US House Speaker Nancy Pelosi, D-Calif, delivers remarks at the Second Annual 'Opportunities For All: Pathways of Poverty Summit on the Capitol Hill in Washington, DC.

The head of the Republican National Committee is calling for Congressman Anthony Weiner to step down but Mayor Bloomberg doesn't think he should, saying it's up to Weiner's constituents in Queens and Brooklyn to decide whether to re-elect him next fall.

"This country has lots of very big problems that maybe we should all focus on and congress should certainly get back to work and focus on," Bloomberg said.

City Council Speaker Christine Quinn was asked the same news conference whether the congressman's Twitter scandal would help her politically--since both she and Weiner and she are eyeing a run for the mayor's office in 20-13.

But Quinn deflected the question, saying she's more concerned about his well being.

"I feel badly for him and his family," Quinn said. "They're in my thoughts and I hope that he and his family are able to resolve all these matters as quickly as possible."

Sen. Kirsten Gillibrand expressed a similar sentiment. Asked how she reacted to the news, Gillibrand said that she's close to Weiner and his wife Huma Abedin and that the situation is sad. 
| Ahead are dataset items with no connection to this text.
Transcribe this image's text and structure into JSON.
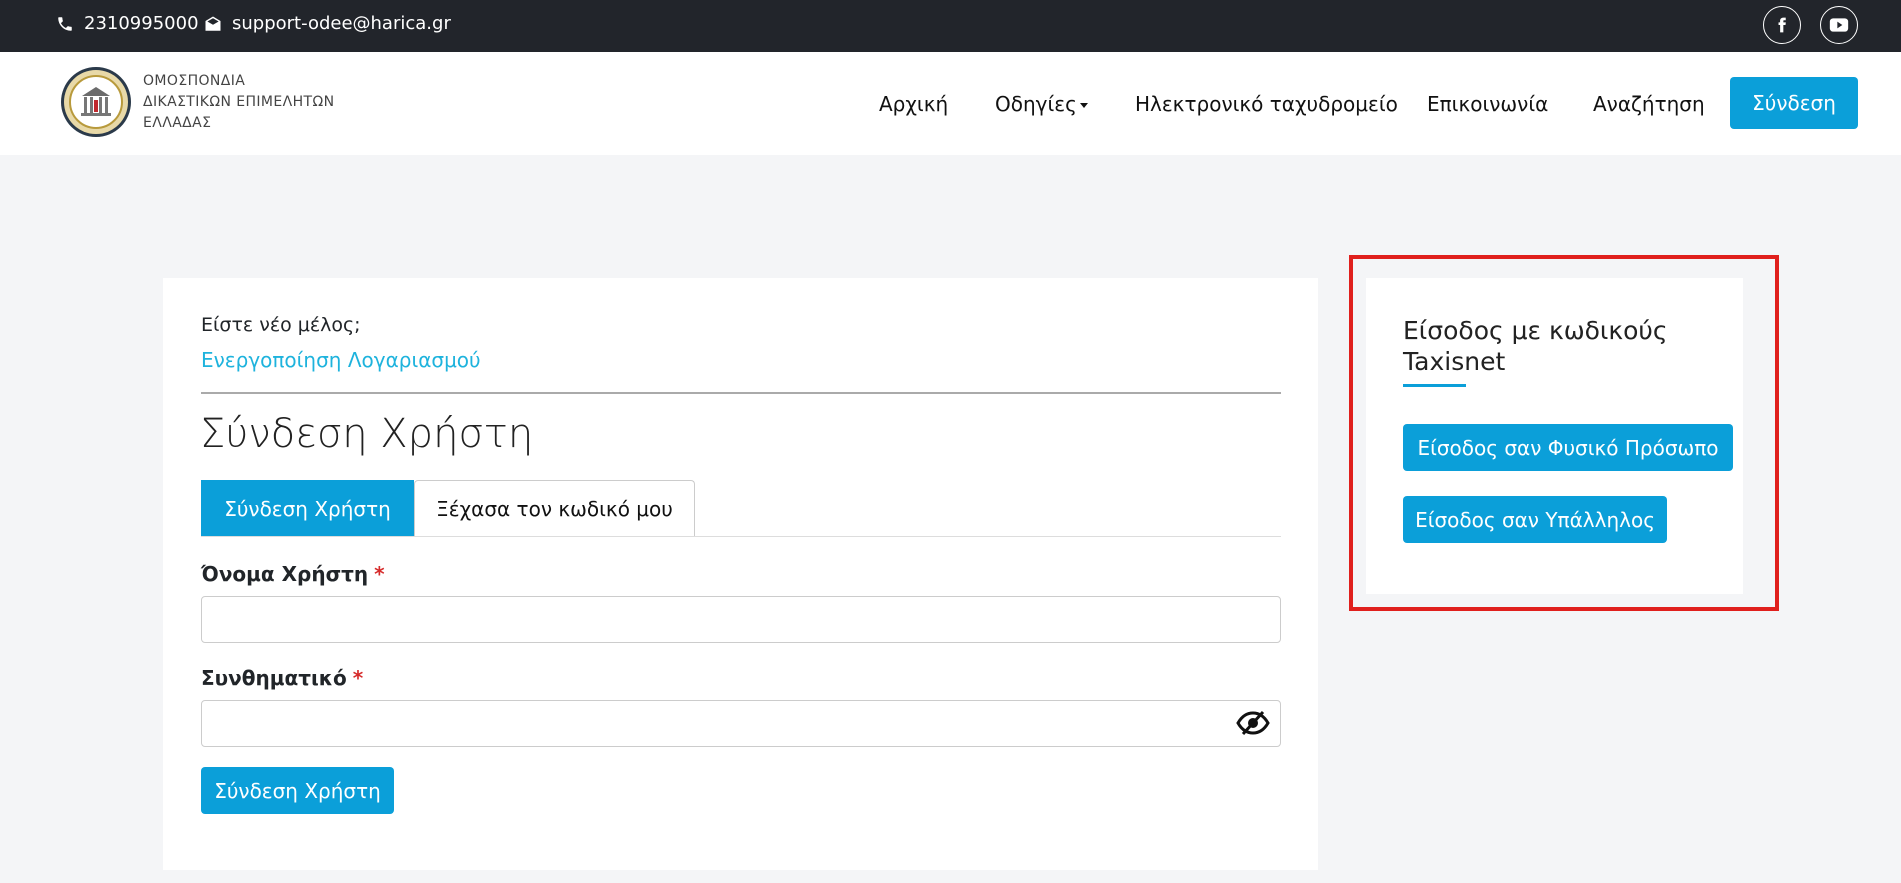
{
  "topbar": {
    "phone": "2310995000",
    "email": "support-odee@harica.gr",
    "social": [
      "facebook-icon",
      "youtube-icon"
    ]
  },
  "header": {
    "brand_lines": [
      "ΟΜΟΣΠΟΝΔΙΑ",
      "ΔΙΚΑΣΤΙΚΩΝ ΕΠΙΜΕΛΗΤΩΝ",
      "ΕΛΛΑΔΑΣ"
    ],
    "nav": {
      "home": "Αρχική",
      "guides": "Οδηγίες",
      "email": "Ηλεκτρονικό ταχυδρομείο",
      "contact": "Επικοινωνία",
      "search": "Αναζήτηση"
    },
    "login_button": "Σύνδεση"
  },
  "login": {
    "new_member": "Είστε νέο μέλος;",
    "activate_link": "Ενεργοποίηση Λογαριασμού",
    "title": "Σύνδεση Χρήστη",
    "tabs": [
      "Σύνδεση Χρήστη",
      "Ξέχασα τον κωδικό μου"
    ],
    "username_label": "Όνομα Χρήστη",
    "password_label": "Συνθηματικό",
    "required_mark": "*",
    "username_value": "",
    "password_value": "",
    "submit": "Σύνδεση Χρήστη"
  },
  "taxisnet": {
    "title": "Είσοδος με κωδικούς Taxisnet",
    "btn_person": "Είσοδος σαν Φυσικό Πρόσωπο",
    "btn_employee": "Είσοδος σαν Υπάλληλος"
  },
  "colors": {
    "accent": "#0b9fd9",
    "link": "#1eb3dd",
    "topbar": "#22252b",
    "highlight": "#e0201d",
    "required": "#d62b2b"
  }
}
Less tight-lipped was former 2012 hopeful Donald Trump, who said he knows Congressman Weiner "very well." On his vlog "From the Desk of Donald Trump," he said Weiner frequently called him looking for campaign contributions.  

"The fact is, Anthony Weiner is a bad guy. He's a psycho, and when this came out I was not surprised at all."

Trump went on to call for Weiner to leave politics.

"He's a liar, he should never, ever be allowed to run for office again."

Most damning perhaps is the distance Democratic leaders are putting between themselves and the embattled Congressman. House Minority Leader Nancy Pelosi today blasted Weiner in a letter today to the ethics committee and called for an investigation into the events surrounding the scandal. 

Democratic Leader Harry Reid had little to say in support of Rep. Weiner.

"I know Congressman Weiner, I wish i could defend him. But I can't," Reid said. When asked what advice he would give if Weiner called for advice: "Ask somebody else."